HKEY_LOCAL_MACHINE (HKLM)
Abbreviated HKLM, HKEY_LOCAL_MACHINE stores settings that are specific to the local computer. On NT-based versions of Windows, HKLM contains four subkeys, SAM, SECURITY, SOFTWARE and SYSTEM, that are found within their respective files located in the %SystemRoot%\System32\config folder. A fifth subkey, HARDWARE, is volatile and is created dynamically, and as such is not stored in a file. Information about system hardware drivers and services are located under the SYSTEM subkey, while the SOFTWARE subkey contains software and Windows settings.
[edit] HKEY_USERS (HKU)
Abbreviated HKU, HKEY_USERS contains subkeys corresponding to the HKEY_CURRENT_USER keys for each user profile actively loaded on the machine, though user hives are usually only loaded for currently logged-in users.
HKEY_CURRENT_CONFIG
Abbreviated HKCC, HKEY_CURRENT_CONFIG contains information gathered at runtime; information stored in this key is not permanently stored on disk, but rather regenerated at the boot time. It is a link to HKEY_LOCAL_MACHINE\System\CurrentControlSet\Hardware Profiles\Current.
HKEY_PERFORMANCE_DATA
This key provides runtime information into performance data provided by either the NT kernel itself or other programs that provide performance data.
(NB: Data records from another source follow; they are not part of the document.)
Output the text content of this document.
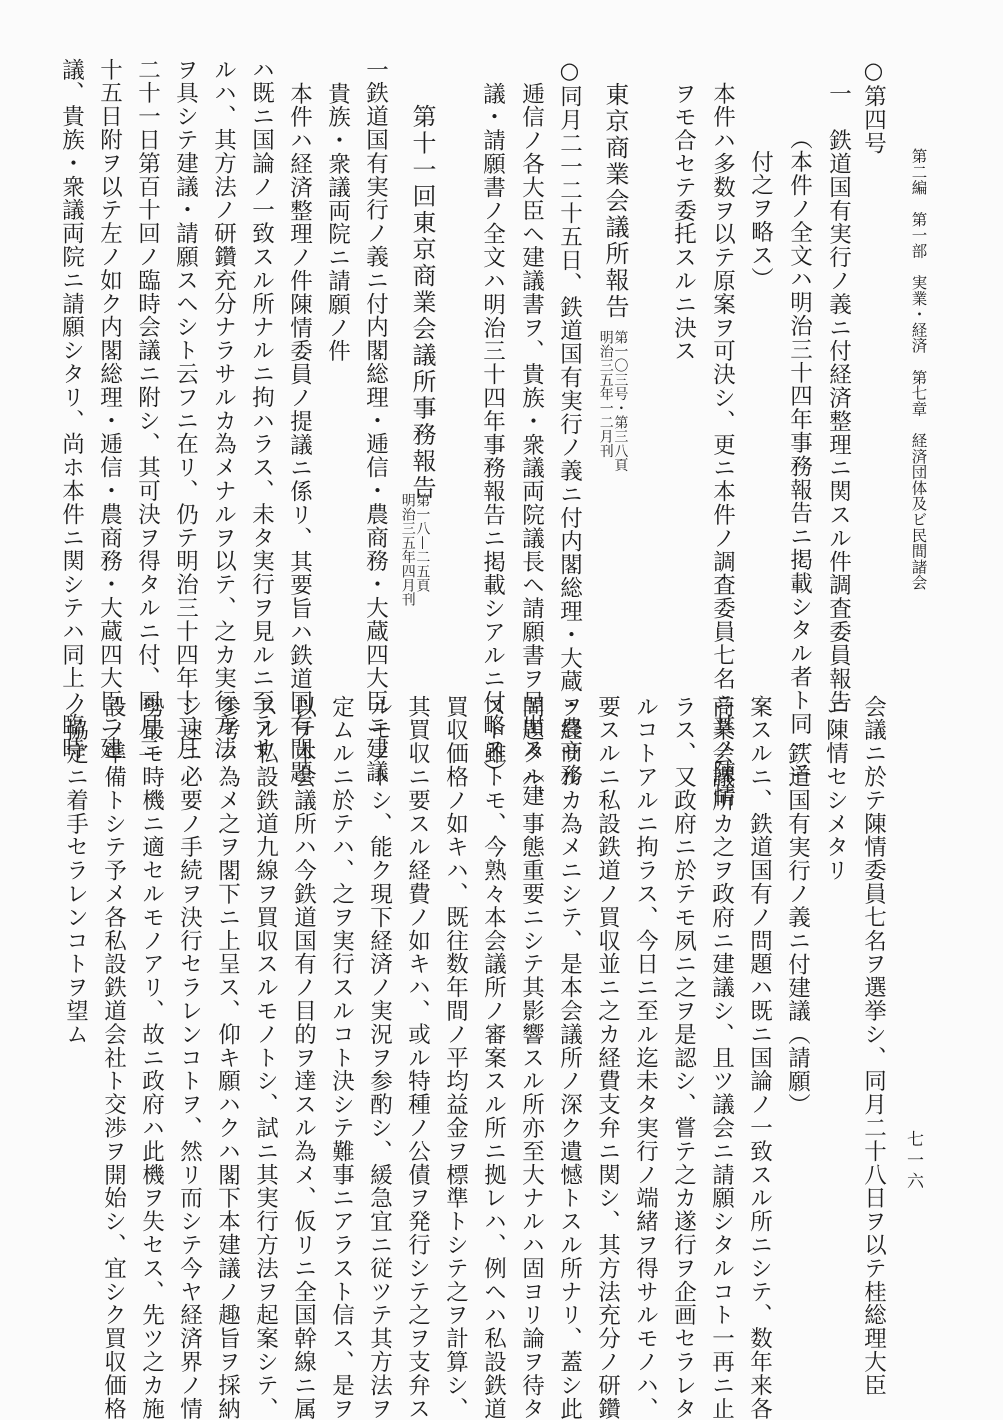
第二編　第一部　実業・経済　第七章　経済団体及ビ民間諸会
七一六
○第四号
一　鉄道国有実行ノ義ニ付経済整理ニ関スル件調査委員報告
（本件ノ全文ハ明治三十四年事務報告ニ掲載シタル者ト同一ニ
付之ヲ略ス）
本件ハ多数ヲ以テ原案ヲ可決シ、更ニ本件ノ調査委員七名ニ其ノ陳情
ヲモ合セテ委托スルニ決ス
東京商業会議所報告
第一〇三号・第三八頁
明治三五年一二月刊
○同月二一二十五日、鉄道国有実行ノ義ニ付内閣総理・大蔵・農商務
逓信ノ各大臣ヘ建議書ヲ、貴族・衆議両院議長ヘ請願書ヲ呈出ス（建
議・請願書ノ全文ハ明治三十四年事務報告ニ掲載シアルニ付略ス）
第十一回東京商業会議所事務報告
第一八—二五頁
明治三五年四月刊
一鉄道国有実行ノ義ニ付内閣総理・逓信・農商務・大蔵四大臣ニ建議
貴族・衆議両院ニ請願ノ件
本件ハ経済整理ノ件陳情委員ノ提議ニ係リ、其要旨ハ鉄道国有問題
ハ既ニ国論ノ一致スル所ナルニ拘ハラス、未タ実行ヲ見ルニ至ラサ
ルハ、其方法ノ研鑽充分ナラサルカ為メナルヲ以テ、之カ実行方法
ヲ具シテ建議・請願スヘシト云フニ在リ、仍テ明治三十四年十二月
二十一日第百十回ノ臨時会議ニ附シ、其可決ヲ得タルニ付、同月二
十五日附ヲ以テ左ノ如ク内閣総理・逓信・農商務・大蔵四大臣ニ建
議、貴族・衆議両院ニ請願シタリ、尚ホ本件ニ関シテハ同上ノ臨時
会議ニ於テ陳情委員七名ヲ選挙シ、同月二十八日ヲ以テ桂総理大臣
ニ陳情セシメタリ
鉄道国有実行ノ義ニ付建議（請願）
案スルニ、鉄道国有ノ問題ハ既ニ国論ノ一致スル所ニシテ、数年来各
商業会議所カ之ヲ政府ニ建議シ、且ツ議会ニ請願シタルコト一再ニ止
ラス、又政府ニ於テモ夙ニ之ヲ是認シ、嘗テ之カ遂行ヲ企画セラレタ
ルコトアルニ拘ラス、今日ニ至ル迄未タ実行ノ端緒ヲ得サルモノハ、
要スルニ私設鉄道ノ買収並ニ之カ経費支弁ニ関シ、其方法充分ノ研鑽
ヲ経サルカ為メニシテ、是本会議所ノ深ク遺憾トスル所ナリ、蓋シ此
問題タル、事態重要ニシテ其影響スル所亦至大ナルハ固ヨリ論ヲ待タ
スト雖トモ、今熟々本会議所ノ審案スル所ニ拠レハ、例ヘハ私設鉄道
買収価格ノ如キハ、既往数年間ノ平均益金ヲ標準トシテ之ヲ計算シ、
其買収ニ要スル経費ノ如キハ、或ル特種ノ公債ヲ発行シテ之ヲ支弁ス
ルモノトシ、能ク現下経済ノ実況ヲ参酌シ、緩急宜ニ従ツテ其方法ヲ
定ムルニ於テハ、之ヲ実行スルコト決シテ難事ニアラスト信ス、是ヲ
以テ本会議所ハ今鉄道国有ノ目的ヲ達スル為メ、仮リニ全国幹線ニ属
スル私設鉄道九線ヲ買収スルモノトシ、試ニ其実行方法ヲ起案シテ、
参考ノ為メ之ヲ閣下ニ上呈ス、仰キ願ハクハ閣下本建議ノ趣旨ヲ採納
シ速ニ必要ノ手続ヲ決行セラレンコトヲ、然リ而シテ今ヤ経済界ノ情
勢最モ時機ニ適セルモノアリ、故ニ政府ハ此機ヲ失セス、先ツ之カ施
設ノ準備トシテ予メ各私設鉄道会社ト交渉ヲ開始シ、宜シク買収価格
ノ協定ニ着手セラレンコトヲ望ム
This key is not displayed in the Registry Editor, but it is visible through the registry functions in the Windows API.
HKEY_DYN_DATA
This key is used only on Windows 95, Windows 98 and Windows Me.It contains information about hardware devices, including Plug and Play and network performance statistics. The information in this hive is also not stored on the hard drive. The Plug and Play information is gathered and configured at startup and is stored in memory.
Each registry value is stored as one of five main data types:
* REG_BINARY - This type stores the value as raw binary data. Most hardware component information is stored as binary data, and can be displayed in an editor in hexadecimal format.
* REG_DWORD - This type represents the data by a four byte number and is commonly used for boolean values, such as "0" is disabled and "1" is enabled. Additionally many parameters for device driver and services are this type, and can be displayed in REGEDT32 in binary, hexadecimal and decimal format, or in REGEDIT in hexadecimal and decimal format.
* REG_EXPAND_SZ - This type is an expandable data string that is string containing a variable to be replaced when called by an application. For example, for the following value, the string "%SystemRoot%" will replaced by the actual location of the directory containing the Windows NT system files. (This type is only available using an advanced registry editor such as REGEDT32)
* REG_MULTI_SZ - This type is a multiple string used to represent values that contain lists or multiple values, each entry is separated by a NULL character. (This type is only available using an advanced registry editor such as REGEDT32)
* REG_SZ - This type is a standard string, used to represent human readable text values.
Other data types not available through the standard registry editors include:
* REG_DWORD_LITTLE_ENDIAN - A 32-bit number in little-endian format.
* REG_DWORD_BIG_ENDIAN - A 32-bit number in big-endian format.
* REG_LINK - A Unicode symbolic link. Used internally; applications should not use this type.
* REG_NONE - No defined value type.
* REG_QWORD - A 64-bit number.
* REG_QWORD_LITTLE_ENDIAN - A 64-bit number in little-endian format.
* REG_RESOURCE_LIST - A device-driver resource list.